For a moment, Merlin stopped and studied the advancing threat. Somehow it felt like more than just a random natural occurrence. There was something focused and deliberate about it. Merlin turned to hurry on but suddenly faced a more immediate danger. Panicked by the fire, a herd of elephants was stampeding their way. Although they were still some distance away, their great feet shook the earth and their trumpeting rose above the perpetually rasping wind.

Now Merlin and Sil were running to get out of the animals’ path, but they couldn’t seem to dodge them. Hastily, Merlin
threw protective spells around them. The glowing bubbles of power kept them from being crushed. But as the terrified elephants poured around them, the dragon and man were bounced about like footballs, pummeled by massive feet, careening off great gray backs.

Finally the frenzied herd thundered past, leaving the two of them lying shaken and dizzy on the grass. Merlin staggered to his feet and looked back toward the east. The fire was much nearer now. He could hear its greedily crackling flames and smell the acrid smoke.

“The tree!” he yelled. “We can’t let it get the tree!”

“Tree?” Sil answered. “We can’t let it get
us!”
At that, his head snaked down, and he snapped his long fangs into the cloth of Merlin’s cape. With a flip of his head, he tossed the wizard onto his back and began galloping westward. Frantically Merlin grabbed at silver scales with one hand to keep from being bounced off. He desperately clutched his staff with the other.

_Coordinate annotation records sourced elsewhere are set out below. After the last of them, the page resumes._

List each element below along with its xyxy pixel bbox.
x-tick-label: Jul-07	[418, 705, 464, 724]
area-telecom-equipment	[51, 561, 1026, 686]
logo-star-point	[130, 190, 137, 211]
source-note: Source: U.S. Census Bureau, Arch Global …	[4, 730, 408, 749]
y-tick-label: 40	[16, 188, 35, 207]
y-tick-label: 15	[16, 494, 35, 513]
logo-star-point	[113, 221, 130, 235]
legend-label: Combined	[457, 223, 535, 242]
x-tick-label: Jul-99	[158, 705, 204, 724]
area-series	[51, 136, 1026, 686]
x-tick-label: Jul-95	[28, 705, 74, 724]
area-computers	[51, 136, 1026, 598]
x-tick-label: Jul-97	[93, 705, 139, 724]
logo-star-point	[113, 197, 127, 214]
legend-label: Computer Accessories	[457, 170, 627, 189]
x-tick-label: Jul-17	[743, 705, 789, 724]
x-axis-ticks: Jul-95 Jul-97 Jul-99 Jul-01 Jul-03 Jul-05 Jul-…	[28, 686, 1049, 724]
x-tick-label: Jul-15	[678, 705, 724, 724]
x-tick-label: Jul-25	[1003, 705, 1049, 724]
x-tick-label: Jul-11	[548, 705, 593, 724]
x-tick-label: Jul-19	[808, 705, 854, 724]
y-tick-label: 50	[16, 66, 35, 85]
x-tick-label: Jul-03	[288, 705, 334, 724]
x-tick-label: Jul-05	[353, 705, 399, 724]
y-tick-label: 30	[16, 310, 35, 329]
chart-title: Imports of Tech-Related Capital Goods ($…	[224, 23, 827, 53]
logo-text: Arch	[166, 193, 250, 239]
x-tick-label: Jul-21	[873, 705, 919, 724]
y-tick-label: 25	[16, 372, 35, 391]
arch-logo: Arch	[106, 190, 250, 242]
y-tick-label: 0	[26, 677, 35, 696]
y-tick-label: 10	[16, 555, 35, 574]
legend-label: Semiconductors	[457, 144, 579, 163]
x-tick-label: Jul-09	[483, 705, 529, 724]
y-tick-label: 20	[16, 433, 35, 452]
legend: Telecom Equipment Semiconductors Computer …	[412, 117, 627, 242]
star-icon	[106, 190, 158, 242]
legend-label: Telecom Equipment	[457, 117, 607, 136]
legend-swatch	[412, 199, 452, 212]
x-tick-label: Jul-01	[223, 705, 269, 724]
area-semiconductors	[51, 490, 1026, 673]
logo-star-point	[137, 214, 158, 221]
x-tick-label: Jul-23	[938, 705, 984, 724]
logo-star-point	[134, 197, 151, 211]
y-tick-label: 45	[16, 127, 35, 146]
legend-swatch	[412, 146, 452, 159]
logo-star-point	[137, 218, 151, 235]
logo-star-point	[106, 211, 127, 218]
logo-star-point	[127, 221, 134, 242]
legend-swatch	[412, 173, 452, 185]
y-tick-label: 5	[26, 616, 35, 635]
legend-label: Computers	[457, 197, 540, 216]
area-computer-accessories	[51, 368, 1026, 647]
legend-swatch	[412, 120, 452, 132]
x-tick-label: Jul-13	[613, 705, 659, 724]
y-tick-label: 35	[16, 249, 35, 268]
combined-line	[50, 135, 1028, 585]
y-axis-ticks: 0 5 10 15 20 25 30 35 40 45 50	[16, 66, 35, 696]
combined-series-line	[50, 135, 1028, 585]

“Where to?” the dragon called.

Barely able to talk because of the shaking, Merlin managed to shout, “Tree! Get to the tree!”

The landscape bounced crazily around him until he had to close his eyes against dizziness. The miserable ride went on and on. Suddenly the dragon stumbled to a halt. Merlin lost his grip and flew off into the grass. Shaded grass. He opened his eyes and stared up at fluttering green leaves and a vast web of intertwining dark branches.

Weakly he sat up. Sil was staring with huge, frightened eyes back toward the east. Merlin looked as well. The fire, like a living hungry beast, was closing in on them. It roared and hissed, and beneath the curtain of smoke, its flames glowed like blood-red eyes.

“Water!” Merlin said. Grabbing up his staff, he began circling the great tree, spitting out incantations. Where he walked, water appeared, first in puddles and then in pools. By the time he came around to the point where he had started, the pools had joined and spread into an ever-widening moat. It stretched out until it went way beyond the shadow of the tree’s wide canopy, until the tree and the two at its base stood on an island in the center of a new lake.

With some astonishment, Merlin looked at the result of his work and suspected that not all of the power involved had been his own. Beyond the water, the fire had circled as well, unnaturally surrounding the lake. It seemed to eye them hungrily but helplessly.